Plans for the park include 12 soccer fields, 12 baseball diamonds, three basketball courts, concession stands, a playground, sand volleyball lots, courts for in-line skating and parking for more than 900 cars. Many of the park’s fields are expected to be lighted for night games.
Residents of the neighborhood off Book Road are calling the proposed Frontier Park “a monstrosity,” more a grassy “Great America” than any park they’ve seen.
But Naperville Park District officials said the $2.5 million recreational site is a necessity in one of the fastest-growing zones in one of the fastest-growing cities in the country. They hope to complete the project in the next few years.
“Right now we have two soccer fields south of 95th Street, an area where we eventually expect to add another 25,000 residents,” said Joe Schultz, the district’s executive director. “That equates to demand.”
But Frontier Park’s neighbors remain terrified of it. The residents have said they envision hundreds of cars clogging streets, lights polluting their night skies, the noise of thousands of players and fans, and park-goers wandering into their yards.
Residents like Chris Yonan said they had been told for many months the area bordering their homes would one day be a park. And when bulldozers began grading the area last year, Yonan said neighbors envisioned a few soccer fields and maybe a baseball diamond or two.
“We said, `Well, it’s a really big area,’ ” Yonan said. “We had no idea they’d try to fill every square inch of it.”
The mailer that arrived at some neighborhood homes at the end of May inviting residents to an annexation hearing for the park site opened the door on a summer of discontent for neighbors. Residents got a look at the plans for the park they now call a major sports complex, and sounded an alarm, banding together in a group known as the Concerned Citizens Neighborhood Preservation Society.

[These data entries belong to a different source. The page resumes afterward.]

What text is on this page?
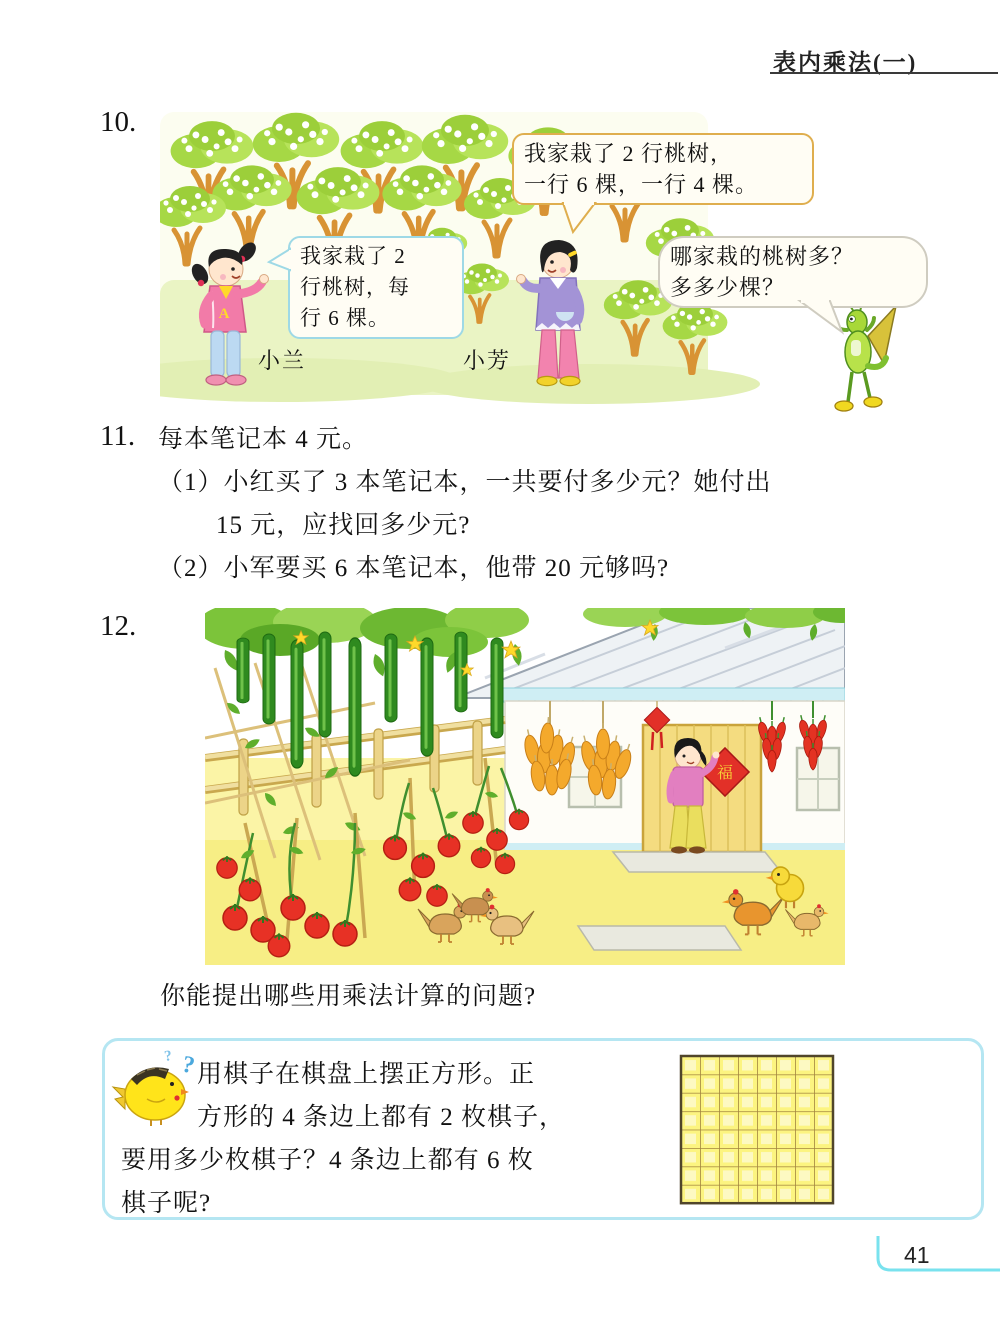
表内乘法(一)
10.
A
我家栽了 2 行桃树，
一行 6 棵，一行 4 棵。
我家栽了 2
行桃树，每
行 6 棵。
哪家栽的桃树多？
多多少棵？
小兰	小芳
11. 每本笔记本 4 元。
（1）小红买了 3 本笔记本，一共要付多少元？她付出
15 元，应找回多少元?
（2）小军要买 6 本笔记本，他带 20 元够吗?
12.
福
你能提出哪些用乘法计算的问题?
?
?
用棋子在棋盘上摆正方形。正
方形的 4 条边上都有 2 枚棋子，
要用多少枚棋子？4 条边上都有 6 枚
棋子呢?
41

The group and the Naperville Park District have held a series of meetings to iron out their differences, and will meet again Aug. 17. The Naperville City Council has made it clear the city is not interested in hearing about a plan to bring the park into the city’s boundaries until the Park District and its neighbors come to terms. The council may weigh a partial annexation plan early next month.
The district has offered to consider moving lights away from fields that will be installed near residences, and has committed to placing a berm, landscaping and an eight-foot, wooden barrier fence on the park’s border.
David Knight, the district’s superintendent of planning services, said the district also will issue reports on the potential impact of lighting, noise and traffic.
Wheatland South resident Kelli Lord said the concessions are a step in the right direction.
“We wish it was just going to be a few picnic tables and maybe a little walking path,” Lord said. “But it’s pretty clear that’s not what is going to happen.”
The Park District acquired the land for the park in two pieces, according to Dennis Ulrey, a deputy director for the district. The 60 acres south and southeast of the high school were acquired through negotiation in 1995, he said, while the remaining 71 acres were brought under district control through condemnation proceedings in 1996. The school is expected to use the fields for sports practices, park officials said, in return for the district getting access to indoor facilities at Neuqua Valley.
So what burns Lord the most about the park plans? The fact that, as someone who does not live in Naperville, she’ll have to pay non-resident fees if she wants to enjoy a district program there.
“And it’s in our own backyards,” she said.
Ulrey said that’s true, but anyone is welcome to use the fields when organized activities are not taking place. The district expects nearby residents to wander onto the park space to jog or kick a soccer ball around with their kids, Ulrey said.
“Any resident of the United States, or the world for that matter, can come in and use this park,” he said.